In the co-headliner, the promotion crowned its first-ever featherweight champion, as Argentina’s Bruno Cannetti turned in a dominant performance in a unanimous decision against Andres Quintana. Cannetti (8-5) used a stellar leg kick attack early and often, and whenever Quintana began finding a rhythm in response, “Aquiles” took him down. The formula continued for three rounds, and all three judges gave Cannetti the nod with 29-28 scores. Quintana fell to 15-3.

Lightweight contender Jose Luis Verdugo used a brutal barrage of leg kicks to tear apart Erick Sanchez for three rounds and win a lopsided unanimous decision. “Dos Lobos” took Sanchez (9-5) off his feet repeatedly with kicks, but despite the damage he inflicted, Verdugo (10-7) could not find the finish. Instead, he settled for the decision with 30-27 marks across the board.

J.J. Torres fought like a wolverine against the somewhat larger Cole Jordan, as he tore into him with an endless wave of punches. Jordan (0-1) suffered a busted nose and cuts around his eyes, but he never stopped trying to turn the tide of the middleweight battle. However, Torres (1-0) was relentless and had Jordan withered and ready to go with his constant onslaught of punches. In between the second and third rounds, Tognoni spoke with the cageside doctor, decided to stop the fight and gave “The Sacred Warrior” a TKO in his pro debut.
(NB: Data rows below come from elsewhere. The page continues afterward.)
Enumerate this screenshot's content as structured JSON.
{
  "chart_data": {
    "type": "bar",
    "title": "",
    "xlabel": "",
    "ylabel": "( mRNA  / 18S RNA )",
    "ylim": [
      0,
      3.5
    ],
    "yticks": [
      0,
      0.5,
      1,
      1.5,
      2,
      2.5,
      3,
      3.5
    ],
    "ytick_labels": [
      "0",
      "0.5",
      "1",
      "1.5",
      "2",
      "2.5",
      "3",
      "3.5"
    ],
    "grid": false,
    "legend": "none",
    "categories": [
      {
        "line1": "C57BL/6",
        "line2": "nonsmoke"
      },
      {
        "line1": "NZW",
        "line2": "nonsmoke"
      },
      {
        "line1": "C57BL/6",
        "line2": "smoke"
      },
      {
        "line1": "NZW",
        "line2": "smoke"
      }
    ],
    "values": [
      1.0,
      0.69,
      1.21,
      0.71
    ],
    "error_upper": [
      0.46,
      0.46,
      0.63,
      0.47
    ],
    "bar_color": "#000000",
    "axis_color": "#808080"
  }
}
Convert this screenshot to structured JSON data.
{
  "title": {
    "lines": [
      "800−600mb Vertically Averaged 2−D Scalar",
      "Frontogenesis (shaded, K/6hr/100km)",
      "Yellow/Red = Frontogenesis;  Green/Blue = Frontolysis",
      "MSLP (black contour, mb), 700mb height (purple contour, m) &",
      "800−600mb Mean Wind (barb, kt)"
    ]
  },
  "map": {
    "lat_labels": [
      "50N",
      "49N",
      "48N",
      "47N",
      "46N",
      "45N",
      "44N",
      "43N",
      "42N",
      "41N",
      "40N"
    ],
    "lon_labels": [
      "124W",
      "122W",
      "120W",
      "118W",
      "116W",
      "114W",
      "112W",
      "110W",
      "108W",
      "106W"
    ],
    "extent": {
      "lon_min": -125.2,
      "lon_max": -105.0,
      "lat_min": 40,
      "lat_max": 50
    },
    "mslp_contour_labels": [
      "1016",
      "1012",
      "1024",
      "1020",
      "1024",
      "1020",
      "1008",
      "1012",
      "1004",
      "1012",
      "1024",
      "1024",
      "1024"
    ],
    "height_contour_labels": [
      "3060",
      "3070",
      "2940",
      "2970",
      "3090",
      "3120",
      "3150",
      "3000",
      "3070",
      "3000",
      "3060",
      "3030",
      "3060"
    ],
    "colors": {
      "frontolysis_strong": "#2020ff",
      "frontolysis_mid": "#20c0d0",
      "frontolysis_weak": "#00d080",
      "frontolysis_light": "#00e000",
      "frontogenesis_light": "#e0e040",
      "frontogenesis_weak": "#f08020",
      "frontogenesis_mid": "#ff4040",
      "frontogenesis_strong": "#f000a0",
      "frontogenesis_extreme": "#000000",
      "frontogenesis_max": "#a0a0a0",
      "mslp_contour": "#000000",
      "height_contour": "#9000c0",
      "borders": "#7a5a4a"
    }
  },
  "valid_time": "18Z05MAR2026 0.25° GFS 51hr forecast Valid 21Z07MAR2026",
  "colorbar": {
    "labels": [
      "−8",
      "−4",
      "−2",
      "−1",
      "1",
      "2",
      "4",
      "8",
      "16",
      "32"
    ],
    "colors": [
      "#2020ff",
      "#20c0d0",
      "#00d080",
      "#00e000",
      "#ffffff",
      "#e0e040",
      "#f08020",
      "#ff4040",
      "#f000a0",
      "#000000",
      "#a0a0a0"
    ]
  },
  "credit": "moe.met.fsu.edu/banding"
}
Owen Craugh made a fabulous pro debut, as he torched part-time model Aaron Armijo and stopped him in the first round. Craugh (1-0) scored a powerful takedown and proceeded to use his wrestling prowess to control “American Made” on the ground. From there, he pounded away with punches from the top and kept throwing once Armijo (0-1) gave up his back. Referee Jason Herzog waved off the welterweight battle at 2:33 of Round 1.

Finally, Lupita Godinez was step ahead of fellow strawweight Felisha Magallan (0-1) over the course of three rounds. Godinez landed the better punches -- most notably her left hook to the head -- and had the taller Texan rocked a handful of times. All three cageside judges saw it 29-28 for Godinez, who improved to 3-0.